I’m interested in implementing a two-level DSEM on data from an EMA study. I’m not directly interested in the effect of time, which is why I have selected the two-level model rather than the cross-classified model. My challenge is that the predictor and outcome are measured at different intervals. The predictor is categorical (but has 16 levels, so conceivably could be treated as continuous), and was measured once per day during an “evening assessment”. The outcome is a 5-level categorical variable that was measured at 5 intervals throughout each day (intervals were random but within a specific time range so are approximately evenly spaced). Participants completed 10 to 14 days of assessments, so there are about 12 responses on the predictor and around 60 responses on the outcome. Would it be feasible to use DSEM in this situation? If so, would I just use the TINTERVAL approach, allowing the approximately 48 (60-12) missing values on the predictor to be treated as missing?

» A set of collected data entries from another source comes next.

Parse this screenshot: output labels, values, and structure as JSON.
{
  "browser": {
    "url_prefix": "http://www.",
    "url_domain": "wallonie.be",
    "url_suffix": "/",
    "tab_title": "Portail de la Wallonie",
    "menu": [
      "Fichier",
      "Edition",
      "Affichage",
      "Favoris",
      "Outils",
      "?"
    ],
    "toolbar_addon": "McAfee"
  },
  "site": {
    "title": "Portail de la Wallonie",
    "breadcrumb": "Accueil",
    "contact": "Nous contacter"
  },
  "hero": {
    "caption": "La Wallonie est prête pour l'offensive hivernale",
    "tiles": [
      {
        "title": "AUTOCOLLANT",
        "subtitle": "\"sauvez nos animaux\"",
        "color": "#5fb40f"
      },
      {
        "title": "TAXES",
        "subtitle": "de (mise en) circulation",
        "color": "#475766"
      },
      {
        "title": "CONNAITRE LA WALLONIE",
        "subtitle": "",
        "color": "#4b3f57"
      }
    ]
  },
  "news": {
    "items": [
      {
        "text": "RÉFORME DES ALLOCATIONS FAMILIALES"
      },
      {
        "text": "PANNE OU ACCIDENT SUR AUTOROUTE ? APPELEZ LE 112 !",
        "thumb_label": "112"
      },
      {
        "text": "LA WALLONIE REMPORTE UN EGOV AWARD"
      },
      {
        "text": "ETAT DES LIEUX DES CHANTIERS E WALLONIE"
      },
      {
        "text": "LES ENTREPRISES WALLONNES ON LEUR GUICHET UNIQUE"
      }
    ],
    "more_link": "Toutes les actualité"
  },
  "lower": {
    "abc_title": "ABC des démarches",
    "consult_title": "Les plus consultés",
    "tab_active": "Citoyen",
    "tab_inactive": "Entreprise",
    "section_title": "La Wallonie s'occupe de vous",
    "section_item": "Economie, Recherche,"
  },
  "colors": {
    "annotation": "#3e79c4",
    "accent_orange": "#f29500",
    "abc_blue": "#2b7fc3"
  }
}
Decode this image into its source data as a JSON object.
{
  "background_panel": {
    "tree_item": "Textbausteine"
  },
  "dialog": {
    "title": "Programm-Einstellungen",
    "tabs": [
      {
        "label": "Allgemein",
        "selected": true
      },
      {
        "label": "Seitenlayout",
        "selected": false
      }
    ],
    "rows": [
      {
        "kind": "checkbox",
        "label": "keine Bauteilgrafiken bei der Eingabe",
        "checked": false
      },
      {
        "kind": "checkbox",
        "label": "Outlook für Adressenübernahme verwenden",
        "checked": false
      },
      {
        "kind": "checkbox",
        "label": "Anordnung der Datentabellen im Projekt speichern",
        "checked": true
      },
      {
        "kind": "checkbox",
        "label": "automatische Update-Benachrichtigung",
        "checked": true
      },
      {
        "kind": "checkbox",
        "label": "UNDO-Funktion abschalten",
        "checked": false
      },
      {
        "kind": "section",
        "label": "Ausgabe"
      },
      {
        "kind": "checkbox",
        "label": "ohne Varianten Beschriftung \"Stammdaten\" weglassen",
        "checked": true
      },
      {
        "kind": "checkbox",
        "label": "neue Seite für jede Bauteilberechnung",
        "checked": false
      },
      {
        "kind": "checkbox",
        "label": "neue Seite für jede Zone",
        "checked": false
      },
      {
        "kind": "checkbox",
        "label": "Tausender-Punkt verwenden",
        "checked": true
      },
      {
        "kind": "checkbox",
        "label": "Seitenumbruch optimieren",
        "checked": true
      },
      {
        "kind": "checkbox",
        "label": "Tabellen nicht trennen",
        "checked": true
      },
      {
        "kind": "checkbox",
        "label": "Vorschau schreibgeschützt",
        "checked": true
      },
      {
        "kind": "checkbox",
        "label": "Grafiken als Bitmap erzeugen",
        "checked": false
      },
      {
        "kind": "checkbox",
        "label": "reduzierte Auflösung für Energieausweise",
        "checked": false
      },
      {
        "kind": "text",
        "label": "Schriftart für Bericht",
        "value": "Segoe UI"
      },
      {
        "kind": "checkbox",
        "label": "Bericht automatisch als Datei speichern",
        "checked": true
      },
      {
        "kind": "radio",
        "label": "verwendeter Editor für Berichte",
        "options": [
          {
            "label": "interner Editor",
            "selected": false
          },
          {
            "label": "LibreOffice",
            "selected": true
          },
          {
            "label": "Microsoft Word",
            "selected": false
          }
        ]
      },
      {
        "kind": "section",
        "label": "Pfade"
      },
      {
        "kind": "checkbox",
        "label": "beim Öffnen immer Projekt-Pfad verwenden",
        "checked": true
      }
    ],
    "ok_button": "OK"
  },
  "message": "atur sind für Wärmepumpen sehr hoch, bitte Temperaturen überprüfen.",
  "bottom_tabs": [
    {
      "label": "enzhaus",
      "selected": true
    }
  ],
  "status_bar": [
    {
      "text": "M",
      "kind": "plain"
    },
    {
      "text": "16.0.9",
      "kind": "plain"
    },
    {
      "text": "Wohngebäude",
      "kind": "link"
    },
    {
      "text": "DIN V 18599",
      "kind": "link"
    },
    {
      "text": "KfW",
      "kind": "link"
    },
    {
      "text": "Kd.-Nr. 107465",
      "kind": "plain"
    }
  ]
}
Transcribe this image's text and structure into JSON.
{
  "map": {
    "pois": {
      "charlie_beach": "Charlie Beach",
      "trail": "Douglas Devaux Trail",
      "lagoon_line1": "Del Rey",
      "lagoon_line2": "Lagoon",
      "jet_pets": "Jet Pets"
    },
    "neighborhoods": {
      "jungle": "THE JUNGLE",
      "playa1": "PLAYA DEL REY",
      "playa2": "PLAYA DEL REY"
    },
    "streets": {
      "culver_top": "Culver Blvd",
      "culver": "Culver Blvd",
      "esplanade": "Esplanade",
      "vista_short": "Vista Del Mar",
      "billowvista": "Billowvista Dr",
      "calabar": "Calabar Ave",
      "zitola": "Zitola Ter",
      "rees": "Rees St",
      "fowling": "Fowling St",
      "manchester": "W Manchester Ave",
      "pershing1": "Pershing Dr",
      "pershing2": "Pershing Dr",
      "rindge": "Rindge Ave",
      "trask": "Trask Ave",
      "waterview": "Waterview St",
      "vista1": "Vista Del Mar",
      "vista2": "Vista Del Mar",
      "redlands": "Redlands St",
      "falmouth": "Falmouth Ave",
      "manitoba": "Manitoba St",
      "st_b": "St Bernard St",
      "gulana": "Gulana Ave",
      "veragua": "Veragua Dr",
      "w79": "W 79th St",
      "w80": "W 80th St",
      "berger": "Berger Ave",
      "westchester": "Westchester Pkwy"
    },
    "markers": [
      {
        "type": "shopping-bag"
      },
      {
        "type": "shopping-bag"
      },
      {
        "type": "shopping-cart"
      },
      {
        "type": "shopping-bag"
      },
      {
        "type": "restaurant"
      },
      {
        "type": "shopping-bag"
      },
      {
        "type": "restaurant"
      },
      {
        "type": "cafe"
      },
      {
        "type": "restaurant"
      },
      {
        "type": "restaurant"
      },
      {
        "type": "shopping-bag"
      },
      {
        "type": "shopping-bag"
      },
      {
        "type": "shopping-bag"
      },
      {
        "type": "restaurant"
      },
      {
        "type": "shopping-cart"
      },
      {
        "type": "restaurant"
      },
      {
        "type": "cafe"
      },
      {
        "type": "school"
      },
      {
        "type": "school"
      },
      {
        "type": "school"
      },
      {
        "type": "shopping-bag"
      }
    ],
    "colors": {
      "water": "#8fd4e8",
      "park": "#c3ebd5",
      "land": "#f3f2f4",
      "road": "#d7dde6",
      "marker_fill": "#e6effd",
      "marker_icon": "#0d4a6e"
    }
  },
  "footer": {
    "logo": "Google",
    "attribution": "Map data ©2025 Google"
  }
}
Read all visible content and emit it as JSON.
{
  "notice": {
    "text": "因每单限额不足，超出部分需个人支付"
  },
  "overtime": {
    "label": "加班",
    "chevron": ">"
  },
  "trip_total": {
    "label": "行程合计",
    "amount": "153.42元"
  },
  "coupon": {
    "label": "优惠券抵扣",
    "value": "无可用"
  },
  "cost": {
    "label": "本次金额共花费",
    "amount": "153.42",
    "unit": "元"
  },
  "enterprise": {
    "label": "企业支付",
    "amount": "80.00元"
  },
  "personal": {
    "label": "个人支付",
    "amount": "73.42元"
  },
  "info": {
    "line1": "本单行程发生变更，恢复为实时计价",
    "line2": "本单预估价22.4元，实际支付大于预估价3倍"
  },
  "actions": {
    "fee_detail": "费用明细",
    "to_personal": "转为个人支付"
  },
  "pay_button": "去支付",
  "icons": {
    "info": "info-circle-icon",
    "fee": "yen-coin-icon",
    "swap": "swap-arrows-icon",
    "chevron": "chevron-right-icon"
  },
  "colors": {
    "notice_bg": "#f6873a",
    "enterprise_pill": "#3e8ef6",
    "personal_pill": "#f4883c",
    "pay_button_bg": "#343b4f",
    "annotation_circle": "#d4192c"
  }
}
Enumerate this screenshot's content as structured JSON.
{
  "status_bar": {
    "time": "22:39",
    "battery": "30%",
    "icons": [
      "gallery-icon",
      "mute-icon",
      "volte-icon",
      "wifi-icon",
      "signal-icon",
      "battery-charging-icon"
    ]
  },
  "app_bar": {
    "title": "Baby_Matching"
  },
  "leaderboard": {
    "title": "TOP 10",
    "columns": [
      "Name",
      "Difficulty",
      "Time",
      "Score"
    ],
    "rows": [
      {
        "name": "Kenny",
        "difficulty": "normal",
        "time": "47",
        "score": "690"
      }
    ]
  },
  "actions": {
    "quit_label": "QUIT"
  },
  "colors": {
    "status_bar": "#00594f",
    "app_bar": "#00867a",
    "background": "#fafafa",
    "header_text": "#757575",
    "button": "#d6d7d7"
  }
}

Lastly, there are only about 50 participants in the study. If I am able to use all of the outcome observations, there are a substantial number of observations in total, but I still wonder if you think this is a sufficient sample for a DSEM?

Many thanks,
 Tihomir Asparouhov posted on Monday, July 08, 2019 - 1:43 pm
The sample size should be sufficient. One simple approach is to assume that the covariate is constant over the entire day and so you can use the same value of the covariate for the five observations of the dependent variable. I don't see the need for the TINTERVAL command if the observations are approximately evenly spaced (all you would need to do is make sure the observations are sequentially ordered in the data set. You can also insert missing values for those covariates but I would recommend modeling the covariate as a lag variable as well in that case and using X on X&1 in the model for the covariate. Also, you might consider using RDSEM instead of DSEM (^ instead of &) in your situation as RDSEM is somewhat less dependent on the time stamp, see section 6
although I am not quite sure if this point of view applies to your situation.
 Nicholas J Parr posted on Sunday, July 14, 2019 - 10:32 pm
Thanks, Tihomir - This is very helpful! Based on your feedback, I think I'll go with the RDSEM. And apologies ahead of time for this lengthy follow up. Below is an excerpt of my syntax, which I'm fairly sure is misspecified because I get a non-convergence warning. DB0 is the categorical dependent variable, and SM is the continuous predictor.

LAGGED = DB0(1);
sDB0 | DB0^ ON DB0^1;
sSM | DB0 ON SM;

In the output, I also get the warnings:
*** WARNING in MODEL command
In the MODEL command, the x variable on the WITHIN level has been turned into a
y variable to enable latent variable decomposition. This variable will be treated
as a y-variable on both levels: SM
Data set contains cases with missing on x-variables converted to dependent variables.
The autocorrelation of these variables should be included in the model and the variables
added to the LAGGED option.

[message continues below]
 Nicholas J Parr posted on Sunday, July 14, 2019 - 10:32 pm
[continues from above]

I was attempting to do latent centering, because I have missingness on the predictor, but I'm unsure:
1) Where the model is misspecified leading to the non convergence;
2) Whether I'm specifying the latent centering correctly, given the warnings (I thought it would be something like SM^ ON SM^1 based on the example in the Version 8.1 Language Addendum (p. 3), but I might have misunderstood);
3) How to substantively interpret the output given the flipping of x and y variables (in particular the DB0 on SM output and the thresholds) noted in the first warning. Relatedly, I'm assuming the output is based on a probit function given the categorical dependent variable - is that correct?

Finally, once I get this up and running, what is the thinking on assessing comparative model fit? Do you have suggestions for (perhaps simpler) models to compare this one too, using the DIC?

Thanks again for your time and help with this.